PODS QoS


There is no option or field to assign Quality of service to a pod but a combination between Requests and Limits give us the ability to define Quality of service.

QoS Classes

  • BestEffort class (no request and limits set)
  • Guaranteed class (requests are equal to limits)
  • Burstable class (one container has limit set but another don’t)

k8-p2-1

Looking at QoS at the POD level is confusing because a POD can have one or multiple containers.

QoS class of a single container POD

CPU requests / limits Memory requests / limits Container QoS class
None set None set BestEffort
None set Requests < Limits Burstable
None set Requests = Limits Burstable
Requests < Limits None set Burstable
Requests < Limits Requests < Limits Burstable
Requests < Limits Requests = Limits Burstable
Requests = Limits Requests = Limits Guaranteed

If only requests are set, but not limits, refer to the table rows where requests are less than the limits. If only limits are set, requests default to the limits, so refer to the rows where requests equal limits.

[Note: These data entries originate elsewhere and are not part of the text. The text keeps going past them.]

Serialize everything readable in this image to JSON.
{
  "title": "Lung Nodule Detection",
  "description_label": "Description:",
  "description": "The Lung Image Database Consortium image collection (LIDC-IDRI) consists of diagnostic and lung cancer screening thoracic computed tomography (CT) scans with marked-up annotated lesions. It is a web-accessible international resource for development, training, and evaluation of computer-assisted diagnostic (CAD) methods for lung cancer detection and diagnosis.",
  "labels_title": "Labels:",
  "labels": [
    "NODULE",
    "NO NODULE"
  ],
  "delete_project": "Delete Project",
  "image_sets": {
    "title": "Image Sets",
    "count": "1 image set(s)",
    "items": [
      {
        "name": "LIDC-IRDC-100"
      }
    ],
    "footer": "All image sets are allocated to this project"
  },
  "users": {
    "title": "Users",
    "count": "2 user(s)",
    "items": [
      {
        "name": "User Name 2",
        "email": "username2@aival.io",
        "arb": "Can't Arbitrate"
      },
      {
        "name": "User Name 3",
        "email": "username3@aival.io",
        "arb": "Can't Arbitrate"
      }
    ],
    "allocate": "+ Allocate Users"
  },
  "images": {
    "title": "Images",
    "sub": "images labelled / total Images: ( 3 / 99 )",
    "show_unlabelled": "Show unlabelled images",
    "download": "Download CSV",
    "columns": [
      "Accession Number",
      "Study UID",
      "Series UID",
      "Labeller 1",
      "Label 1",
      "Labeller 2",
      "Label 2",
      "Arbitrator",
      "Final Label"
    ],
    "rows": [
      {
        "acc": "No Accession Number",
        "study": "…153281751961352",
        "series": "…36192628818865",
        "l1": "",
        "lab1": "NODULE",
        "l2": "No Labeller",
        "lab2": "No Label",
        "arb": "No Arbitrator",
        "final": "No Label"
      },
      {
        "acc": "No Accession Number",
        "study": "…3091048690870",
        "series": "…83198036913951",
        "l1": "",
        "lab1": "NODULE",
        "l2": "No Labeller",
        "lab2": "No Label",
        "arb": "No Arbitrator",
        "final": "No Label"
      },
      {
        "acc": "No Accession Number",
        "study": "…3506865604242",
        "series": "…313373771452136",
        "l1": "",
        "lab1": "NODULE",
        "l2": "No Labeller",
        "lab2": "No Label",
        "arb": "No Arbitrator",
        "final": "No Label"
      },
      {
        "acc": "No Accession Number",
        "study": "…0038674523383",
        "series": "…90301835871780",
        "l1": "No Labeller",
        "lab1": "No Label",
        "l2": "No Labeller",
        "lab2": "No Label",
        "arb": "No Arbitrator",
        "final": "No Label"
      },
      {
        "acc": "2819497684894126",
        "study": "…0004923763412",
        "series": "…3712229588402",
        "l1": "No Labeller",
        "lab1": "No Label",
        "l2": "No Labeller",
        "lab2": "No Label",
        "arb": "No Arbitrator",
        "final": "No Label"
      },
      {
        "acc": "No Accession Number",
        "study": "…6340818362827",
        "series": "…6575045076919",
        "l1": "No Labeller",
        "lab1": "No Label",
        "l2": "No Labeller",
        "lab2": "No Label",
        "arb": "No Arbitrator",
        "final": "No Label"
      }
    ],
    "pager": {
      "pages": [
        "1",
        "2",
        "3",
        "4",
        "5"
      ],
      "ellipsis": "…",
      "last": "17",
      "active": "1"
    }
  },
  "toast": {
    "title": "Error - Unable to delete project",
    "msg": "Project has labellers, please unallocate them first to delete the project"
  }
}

QoS class of a POD with multiple containers

For multi-container pods, if all the containers have the same QoS class, that’s also the pod’s QoS class. If at least one container has a different class, the pod’s QoS class is Burstable.

Container 1 QoS class Container 2 QoS class POD’s QoS class
BestEffort BestEffort BestEffort
BestEffort Burstable Burstable
BestEffort Guaranteed Burstable
Burstable Burstable Burstable
Burstable Guaranteed Burstable
Guaranteed Guaranteed Guaranteed

Which process gets killed when memory is low?

The QoS classes determine which container gets killed first. Killing order by QoS class:

  1. BestEffort
  2. Burstable
  3. Guaranteed

When the node’s memory is already maxed out and one of the processes on the node tries to allocate more memory, the system will need to kill one of the processes.